Several thousand miles and two millennia distant, the Greeks built the Parthenon on top of a rock outcropping called the Acropolis. Prominent above a natural harbor, the site was ideal as a fortified center for the city of Athens, and later for civic and ceremonial functions. Today, it is the most famous ruin in the world as well as a symbol of the Greek contribution to the development of rational thought, science, art, and democracy. But our knowledge of its origins, the intentions of its instigator, Pericles, and its architect, Iktinos, and the circumstances of its construction are remarkably sketchy. Other than one by Plutarch, the only reference to the Parthenon in the ancient world is from one Pausanias, who wrote a paragraph about it in a Guidebook to Greece six hundred years after its construction (Beard 2003, 23). Yet we do know that the building of the Parthenon coincided with the apogee and decline of the Greek empire between AD 447 and 404 as its most eloquent physical expression. The Parthenon, the first temple built entirely from marble, represented the height of the refinement of temple design. Iktinos's art lay in his use of deception so that almost no line in the structure is entirely straight. In appreciation, Paul Valery once wrote:
Standing before a building in which mass was so sensitively lightened, a building that seemed so simple, no one was aware that the sense of happiness he felt was caused by curves and bends that were almost imperceptible yet immensely powerful. The beholder was unaware that he was responding to a combination of regularity and irregularity the architect had hidden in his work, a combination as strong as it is impossible to describe. (quoted in Meier 2000, 350)
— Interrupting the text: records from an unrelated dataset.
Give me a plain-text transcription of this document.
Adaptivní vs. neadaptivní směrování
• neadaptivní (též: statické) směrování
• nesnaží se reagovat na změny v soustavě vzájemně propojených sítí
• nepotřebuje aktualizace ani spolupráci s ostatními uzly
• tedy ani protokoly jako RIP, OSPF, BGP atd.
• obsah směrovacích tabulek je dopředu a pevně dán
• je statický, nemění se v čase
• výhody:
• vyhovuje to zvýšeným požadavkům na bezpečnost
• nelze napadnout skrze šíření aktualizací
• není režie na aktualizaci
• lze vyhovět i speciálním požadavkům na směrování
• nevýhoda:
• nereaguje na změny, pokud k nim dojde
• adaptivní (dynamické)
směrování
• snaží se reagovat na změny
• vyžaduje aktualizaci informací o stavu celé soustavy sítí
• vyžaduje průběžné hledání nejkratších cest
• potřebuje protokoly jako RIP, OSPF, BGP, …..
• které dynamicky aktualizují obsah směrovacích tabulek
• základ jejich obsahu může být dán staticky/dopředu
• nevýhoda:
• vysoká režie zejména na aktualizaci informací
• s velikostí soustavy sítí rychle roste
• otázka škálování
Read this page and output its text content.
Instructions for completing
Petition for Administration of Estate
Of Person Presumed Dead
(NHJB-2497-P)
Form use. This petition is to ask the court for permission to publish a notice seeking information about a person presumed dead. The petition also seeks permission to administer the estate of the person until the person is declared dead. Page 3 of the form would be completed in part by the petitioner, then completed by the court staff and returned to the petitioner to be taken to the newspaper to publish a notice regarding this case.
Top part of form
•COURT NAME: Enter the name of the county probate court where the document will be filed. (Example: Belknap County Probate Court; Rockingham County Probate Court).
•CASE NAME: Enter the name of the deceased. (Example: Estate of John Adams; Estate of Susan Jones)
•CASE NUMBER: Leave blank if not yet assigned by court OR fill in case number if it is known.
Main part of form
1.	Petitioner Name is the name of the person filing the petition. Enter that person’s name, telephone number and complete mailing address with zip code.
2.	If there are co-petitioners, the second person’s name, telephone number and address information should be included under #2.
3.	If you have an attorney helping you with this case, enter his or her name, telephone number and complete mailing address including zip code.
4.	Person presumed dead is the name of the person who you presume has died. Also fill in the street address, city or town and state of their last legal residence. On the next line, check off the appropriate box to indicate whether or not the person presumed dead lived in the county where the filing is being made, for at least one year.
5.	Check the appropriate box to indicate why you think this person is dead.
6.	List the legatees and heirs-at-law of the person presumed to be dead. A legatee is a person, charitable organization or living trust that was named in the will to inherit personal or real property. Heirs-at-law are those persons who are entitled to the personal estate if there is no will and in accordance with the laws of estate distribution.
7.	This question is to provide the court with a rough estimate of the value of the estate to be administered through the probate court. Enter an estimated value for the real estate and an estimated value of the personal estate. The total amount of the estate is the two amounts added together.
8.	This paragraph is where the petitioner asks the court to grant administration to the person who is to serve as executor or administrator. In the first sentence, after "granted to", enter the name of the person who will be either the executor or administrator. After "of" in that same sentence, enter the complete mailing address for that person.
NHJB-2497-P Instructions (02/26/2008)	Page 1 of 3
From a sufficient distance the Parthenon looks absolutely square; the eye is deceived by the practice of making the columns swell slightly toward the middle (entasis), and bending them slightly inward while they rest on a slightly convex platform (Hurwit 2004, 118). The Parthenon is deceptive in other ways that are neither so artistic nor admirable. It was funded by the profits of the Greek empire and built from marble mined by slaves at the onset of the wars that ended Athenian democracy. In the words of Loren Samons, it "is not a testament to Athenian democracy, humanism, or liberalism . . . [but] first and foremost a monument to Athenian power, glory, and victory over both barbarians and . . . other Greeks" (quoted in Hurwit 2004, 55).
Still, from the site of the forum or agora below, it is possible to hear the distant echoes of conversations that occurred in that brief moment in time about life, meaning, purpose, and the possibility that humans could rise above sophistry and irrationality. If Stonehenge had to do with cosmology, the Parthenon symbolizes the possibility that humans may one day emerge from the shadows of the cave into the full sunlight of rational thought and action—a hope that seems oddly distant after the world wars, gulags, genocide, and terrorism of the past hundred years. To this endeavor the Greeks gave architectural expression, raising the arts of proportion, harmony, and building science to a level some think has never been surpassed.